A solitary incident?

The AP reports on a September 10 raid on the Bedouin village of Habbariyah in western Iraq. In a dawn operation, the US Special Operations troops, swept down on the village, arresting and detaining 79 men and boys — nearly the entire male population of the village. Now, 6 weeks later, only 2 of the men have been released.

The U.S.-appointed mayor of Habbariyah and its deputy police chief believe the Americans rounded up so many men and boys to punish the village because of suspicions it maintains contact with desert smugglers or infiltrators from across the border, 80 miles away.

Of course, the military will neither confirm nor deny, and the remoteness of the village left the world in the dark about these events until last week, when

Misha’al Khalaf, an 11-year-old from the nearby village of Kasra, complained about detentions there. The day after the raid on Habbariyah, U.S. forces came to Kasra and took nine people into custody, including two of Khalaf’s brothers.

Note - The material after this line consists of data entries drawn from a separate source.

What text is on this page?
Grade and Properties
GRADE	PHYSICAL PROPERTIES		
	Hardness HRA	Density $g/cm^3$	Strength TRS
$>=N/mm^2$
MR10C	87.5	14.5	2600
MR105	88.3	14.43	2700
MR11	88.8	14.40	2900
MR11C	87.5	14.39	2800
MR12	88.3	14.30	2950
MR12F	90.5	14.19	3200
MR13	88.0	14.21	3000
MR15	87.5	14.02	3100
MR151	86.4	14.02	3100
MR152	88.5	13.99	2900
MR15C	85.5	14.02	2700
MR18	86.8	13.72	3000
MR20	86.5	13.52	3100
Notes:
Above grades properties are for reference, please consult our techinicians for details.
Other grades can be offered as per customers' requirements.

Is it possible that the entire male population of a town — people ranging in age from 13-81 — is involved in activities worthy of imprisonment? Or is this another example of the prohibited practice of “collective punishment”? Earlier this month, the Independent/UK reported that US troops were bulldozing Iraqi family farms and groves of fruit trees in retribution for the farmers’ refusal to inform on the resistance.

If these men have committed crimes, then they should be charged and tried. If there is not enough evidence to charge the entire village, then the men should be released and returned to their homes. Even if it cannot be determined which of these men may have been aiding “evil-doers”, detaining them all puts our side — the good guys — in direct contravention of Article 33 of the 4th Geneva Conventions, which states:

No protected person may be punished for an offence he or she has not personally committed. Collective penalties and likewise all measures of intimidation or of terrorism are prohibited.

This report exposes an abuse occurring in two villages. How many more have we not yet heard about?